I have tried things like :
listofnwdfs = [nw15, nw16, nw17]
for df in listofcmldfs:
df+'regmedian' = pd.Series(df.groupby(["GORegion"])
['PurchasePrice'].median(), name = df+'regmedian')
but it says "can't assign to operator"
I think the main point is I can't work out how to create separate output variable names using the names of the dataframes I am inputting into the for loop. I just want a for loop function that produces my median output as a series for each dataframe in the list separately, and I can then do this for means and so on.
Many thanks for your help!
First, df+'regmedian' = ... is not valid Python syntax. You are trying to assign a value to an expression of the form A + B, which is why Python complains that you are trying to re-define the meaning of +.
Also, df+'regmedian' itself seems strange. You are trying to add a DataFrame and a string.
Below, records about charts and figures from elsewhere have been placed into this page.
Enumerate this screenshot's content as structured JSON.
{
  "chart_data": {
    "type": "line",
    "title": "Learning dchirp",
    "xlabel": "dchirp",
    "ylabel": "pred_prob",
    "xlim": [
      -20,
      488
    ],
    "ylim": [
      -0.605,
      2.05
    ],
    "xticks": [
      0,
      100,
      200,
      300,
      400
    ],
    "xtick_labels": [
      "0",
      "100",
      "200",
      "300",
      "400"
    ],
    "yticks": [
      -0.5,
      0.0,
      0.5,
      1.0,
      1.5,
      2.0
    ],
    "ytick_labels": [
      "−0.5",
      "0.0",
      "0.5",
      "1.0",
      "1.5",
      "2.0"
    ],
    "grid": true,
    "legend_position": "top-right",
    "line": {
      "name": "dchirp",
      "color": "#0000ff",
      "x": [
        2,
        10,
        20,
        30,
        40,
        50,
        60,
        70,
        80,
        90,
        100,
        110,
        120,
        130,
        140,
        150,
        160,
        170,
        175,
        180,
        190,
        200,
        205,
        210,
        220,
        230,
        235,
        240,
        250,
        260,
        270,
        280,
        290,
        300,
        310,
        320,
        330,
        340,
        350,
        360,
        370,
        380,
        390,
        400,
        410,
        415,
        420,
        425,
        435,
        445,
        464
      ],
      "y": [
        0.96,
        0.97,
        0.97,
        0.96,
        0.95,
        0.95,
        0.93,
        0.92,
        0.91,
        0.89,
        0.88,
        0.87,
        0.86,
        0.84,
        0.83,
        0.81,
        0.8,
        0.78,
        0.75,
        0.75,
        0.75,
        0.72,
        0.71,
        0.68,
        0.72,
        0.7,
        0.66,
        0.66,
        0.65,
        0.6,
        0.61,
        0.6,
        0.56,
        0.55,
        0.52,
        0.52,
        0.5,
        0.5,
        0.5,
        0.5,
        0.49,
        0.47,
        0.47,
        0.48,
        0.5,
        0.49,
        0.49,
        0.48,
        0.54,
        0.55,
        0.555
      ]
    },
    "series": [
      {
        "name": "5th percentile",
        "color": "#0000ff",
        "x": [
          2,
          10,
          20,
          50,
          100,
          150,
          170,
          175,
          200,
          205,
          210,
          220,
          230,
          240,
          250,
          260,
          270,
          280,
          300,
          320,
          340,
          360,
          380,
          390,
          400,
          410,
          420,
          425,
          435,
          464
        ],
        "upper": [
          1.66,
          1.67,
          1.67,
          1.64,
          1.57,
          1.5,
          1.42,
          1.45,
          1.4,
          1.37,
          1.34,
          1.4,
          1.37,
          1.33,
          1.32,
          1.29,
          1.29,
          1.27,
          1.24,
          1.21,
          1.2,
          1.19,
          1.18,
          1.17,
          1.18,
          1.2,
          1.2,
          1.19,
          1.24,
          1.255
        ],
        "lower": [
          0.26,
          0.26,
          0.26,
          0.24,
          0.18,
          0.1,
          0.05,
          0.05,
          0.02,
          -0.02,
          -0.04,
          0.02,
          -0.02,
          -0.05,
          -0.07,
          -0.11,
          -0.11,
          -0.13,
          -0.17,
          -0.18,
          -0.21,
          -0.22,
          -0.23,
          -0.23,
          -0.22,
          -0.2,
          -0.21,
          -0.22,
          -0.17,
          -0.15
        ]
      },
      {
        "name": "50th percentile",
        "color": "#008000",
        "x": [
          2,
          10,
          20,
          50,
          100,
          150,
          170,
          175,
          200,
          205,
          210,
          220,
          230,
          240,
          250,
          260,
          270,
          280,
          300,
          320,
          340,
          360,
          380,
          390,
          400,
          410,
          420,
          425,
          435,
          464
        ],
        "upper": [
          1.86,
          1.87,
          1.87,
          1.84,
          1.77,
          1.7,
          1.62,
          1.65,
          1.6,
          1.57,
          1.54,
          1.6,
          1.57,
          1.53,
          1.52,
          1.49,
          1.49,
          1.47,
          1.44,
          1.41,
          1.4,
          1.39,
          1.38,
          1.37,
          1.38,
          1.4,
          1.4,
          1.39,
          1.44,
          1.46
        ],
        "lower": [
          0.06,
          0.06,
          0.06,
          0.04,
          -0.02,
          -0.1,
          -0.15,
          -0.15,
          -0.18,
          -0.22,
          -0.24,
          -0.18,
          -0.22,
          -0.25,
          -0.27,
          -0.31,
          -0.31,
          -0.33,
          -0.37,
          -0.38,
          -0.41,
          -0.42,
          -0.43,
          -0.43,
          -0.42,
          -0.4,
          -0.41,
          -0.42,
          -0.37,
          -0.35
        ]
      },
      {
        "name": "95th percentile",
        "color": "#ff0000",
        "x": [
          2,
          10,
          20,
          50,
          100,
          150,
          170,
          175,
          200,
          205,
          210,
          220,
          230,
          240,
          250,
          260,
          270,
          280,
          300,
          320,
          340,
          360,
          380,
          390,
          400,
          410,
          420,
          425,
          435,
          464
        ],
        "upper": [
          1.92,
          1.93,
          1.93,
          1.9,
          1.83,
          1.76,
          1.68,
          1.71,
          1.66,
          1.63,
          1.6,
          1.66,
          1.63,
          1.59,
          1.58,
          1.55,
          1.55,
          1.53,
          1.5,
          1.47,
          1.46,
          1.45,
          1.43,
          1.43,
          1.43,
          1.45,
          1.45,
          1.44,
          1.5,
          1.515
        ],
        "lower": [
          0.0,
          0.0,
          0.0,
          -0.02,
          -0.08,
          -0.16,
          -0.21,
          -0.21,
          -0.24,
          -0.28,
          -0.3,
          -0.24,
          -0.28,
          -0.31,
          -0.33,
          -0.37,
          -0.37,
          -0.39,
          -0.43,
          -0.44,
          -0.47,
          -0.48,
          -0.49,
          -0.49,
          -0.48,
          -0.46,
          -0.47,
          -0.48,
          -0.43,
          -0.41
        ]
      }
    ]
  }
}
One way to keep track of different statistics for different datafarmes is by using dicts. For example, you can replace
listofnwdfs = [nw15, nw16, nw17]
with
dict_of_nwd_frames = {15: nw15, 16: nw16, 17: nw17}
Say you want to store 'regmedian' data for each frame. You can do this with dicts as well.
data = dict()
for key, df in dict_of_nwd_frames.items():
data[(i, 'regmedian')] = pd.Series(df.groupby(["GORegion"])['PurchasePrice'].median(), name = str(key) + 'regmedian')